Marc: ANSYS recently completed a project with a company called Simpleware. They develop software that can be used to extract anatomical structures from medical images, such as a 3D model of a bone taken from an MRI.  The question we asked was, could we use the medical scan data to identify the optimal position of a hip implant for a given patient?  In a situation like this, micromotions—the very small relative motions that occur between the implant and the bone—are very important.  If there’s too much micromotion, the implant won’t bind to the bone.  So we set up a study with a thousand potential implant positions, and then studied how the implant would perform in each case.  Significant validation is required before we can start providing surgical guidance, so in the short term we see this workflow as a way for orthopedic companies to perform virtual clinical trials of implant performance.

MDIC: Looking out 20 years, how much potential does modeling and simulation have to change patients’ lives?

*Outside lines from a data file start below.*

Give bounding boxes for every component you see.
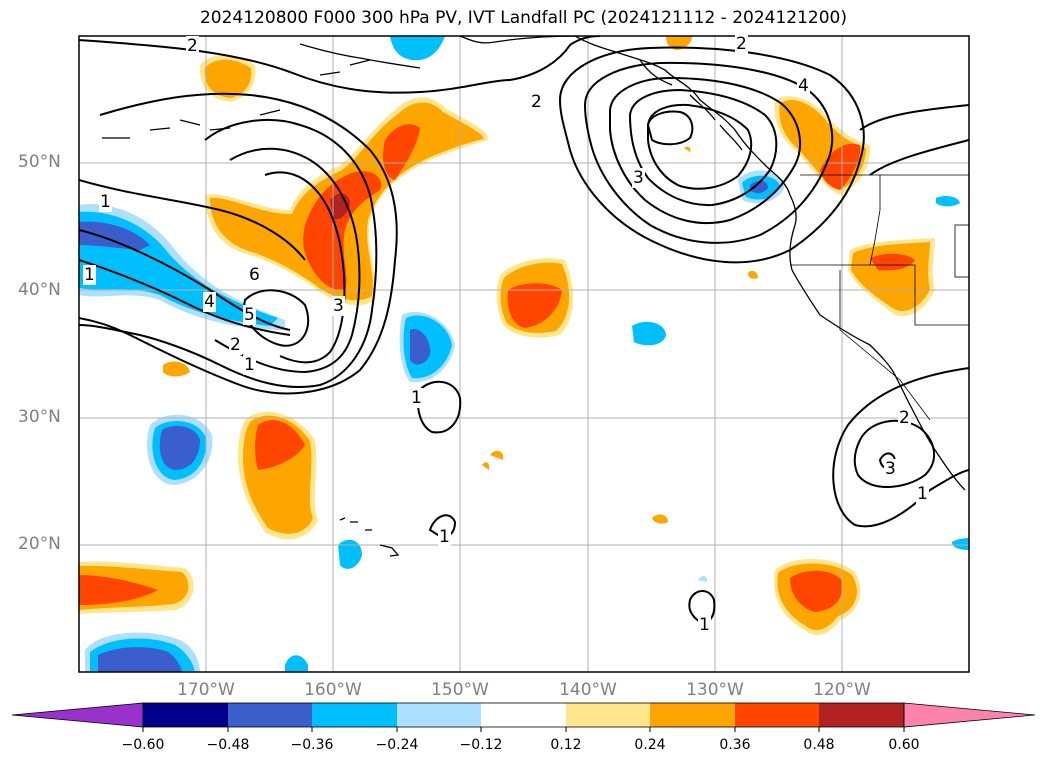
map-title: 2024120800 F000 300 hPa PV, IVT Landfall… bbox=[199, 8, 847, 28]
lat-label: 50°N bbox=[18, 152, 61, 172]
colorbar-tick-label: 0.24 bbox=[634, 737, 666, 753]
lon-label: 150°W bbox=[431, 680, 489, 700]
contour-label: 3 bbox=[884, 459, 897, 479]
contour-label: 4 bbox=[797, 76, 810, 96]
lat-label: 20°N bbox=[18, 534, 61, 554]
colorbar-tick-label: −0.24 bbox=[375, 737, 419, 753]
lat-label: 40°N bbox=[18, 280, 61, 300]
colorbar-tick-label: −0.48 bbox=[206, 737, 250, 753]
lat-label: 30°N bbox=[18, 407, 61, 427]
lon-label: 160°W bbox=[304, 680, 362, 700]
colorbar-tick-label: 0.60 bbox=[888, 737, 920, 753]
lon-label: 130°W bbox=[686, 680, 744, 700]
colorbar-tick-label: 0.36 bbox=[719, 737, 751, 753]
contour-label: 1 bbox=[410, 388, 423, 408]
colorbar-tick-label: −0.12 bbox=[459, 737, 503, 753]
contour-label: 3 bbox=[332, 296, 345, 316]
contour-label: 1 bbox=[438, 527, 451, 547]
colorbar-tick-label: −0.36 bbox=[290, 737, 334, 753]
lon-label: 170°W bbox=[177, 680, 235, 700]
contour-label: 1 bbox=[916, 484, 929, 504]
political-borders bbox=[790, 174, 969, 421]
contour-label: 5 bbox=[243, 305, 256, 325]
lon-label: 120°W bbox=[813, 680, 871, 700]
lon-label: 140°W bbox=[559, 680, 617, 700]
contour-label: 2 bbox=[186, 36, 199, 56]
contour-label: 4 bbox=[203, 292, 216, 312]
contour-label: 1 bbox=[99, 192, 112, 212]
colorbar-tick-label: 0.48 bbox=[803, 737, 835, 753]
colorbar-tick-label: −0.60 bbox=[121, 737, 165, 753]
colorbar-tick-label: 0.12 bbox=[550, 737, 582, 753]
contour-label: 3 bbox=[632, 168, 645, 188]
contour-label: 2 bbox=[530, 92, 543, 112]
contour-label: 1 bbox=[243, 355, 256, 375]
contour-label: 2 bbox=[735, 34, 748, 54]
colorbar bbox=[11, 702, 1036, 732]
map-frame bbox=[78, 35, 970, 673]
contour-label: 1 bbox=[698, 615, 711, 635]
graticule bbox=[79, 36, 969, 672]
contour-label: 2 bbox=[229, 335, 242, 355]
pv-contours bbox=[79, 36, 969, 624]
contour-label: 2 bbox=[898, 408, 911, 428]
contour-label: 1 bbox=[83, 265, 96, 285]
contour-label: 6 bbox=[248, 265, 261, 285]
pv-anomaly-fill bbox=[79, 36, 969, 672]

Marc: The continued integration of M&S into the product development process will greatly improve medical device safety and performance over the next 20 years.  But there is also potential for M&S tools to assist with clinical decision-making and surgical planning.  For example, a cerebral aneurysm—which is a bulge in a blood vessel in the brain—is a naturally occurring condition that may or may not pose an immediate risk to the patient.  It is currently left to the surgeon to determine if a procedure to stabilize the aneurysm is warranted.  ANSYS is currently involved in a project that aims to provide an assessment of aneurysm stability.  This is accomplished through a patient-specific model of blood flow and vessel wall deformation, which is tuned using high-resolution imaging.

MDIC: What are the biggest barriers to using M&S in the medical device industry?

Marc: One of the key challenges is our lack of understanding of the material properties of biological fluids and tissues.  This information is critical if we want to be able to predict the interaction between a device or surgical tool and the surrounding tissue, as in the case of a bone screw or a lens implanted in an eye.  And we typically don’t offer treatments to healthy individuals, so the most valuable information would come from diseased tissue.  The fact that material properties continually evolve during the progression of the disease makes this an even more challenging problem.

While there are efforts currently underway, it’s going to be a long time before we have a comprehensive repository of material property data that’s representative of healthy humans and those with various diseases.

MDIC: How can MDIC contribute to the conversation?

Marc: MDIC is already challenging its membership to address critical medical device industry problems, such as how to use M&S to predict the potential damage of a medical device on red blood cells.  MDIC is also trying to establish the value of M&S for device development.  It is very exciting to see competitive companies coming together to work on these problems.  The shared scientific value has always been there for these companies.  What has changed is that MDIC provides a neutral environment where scientific information can be shared without infringing on intellectual property.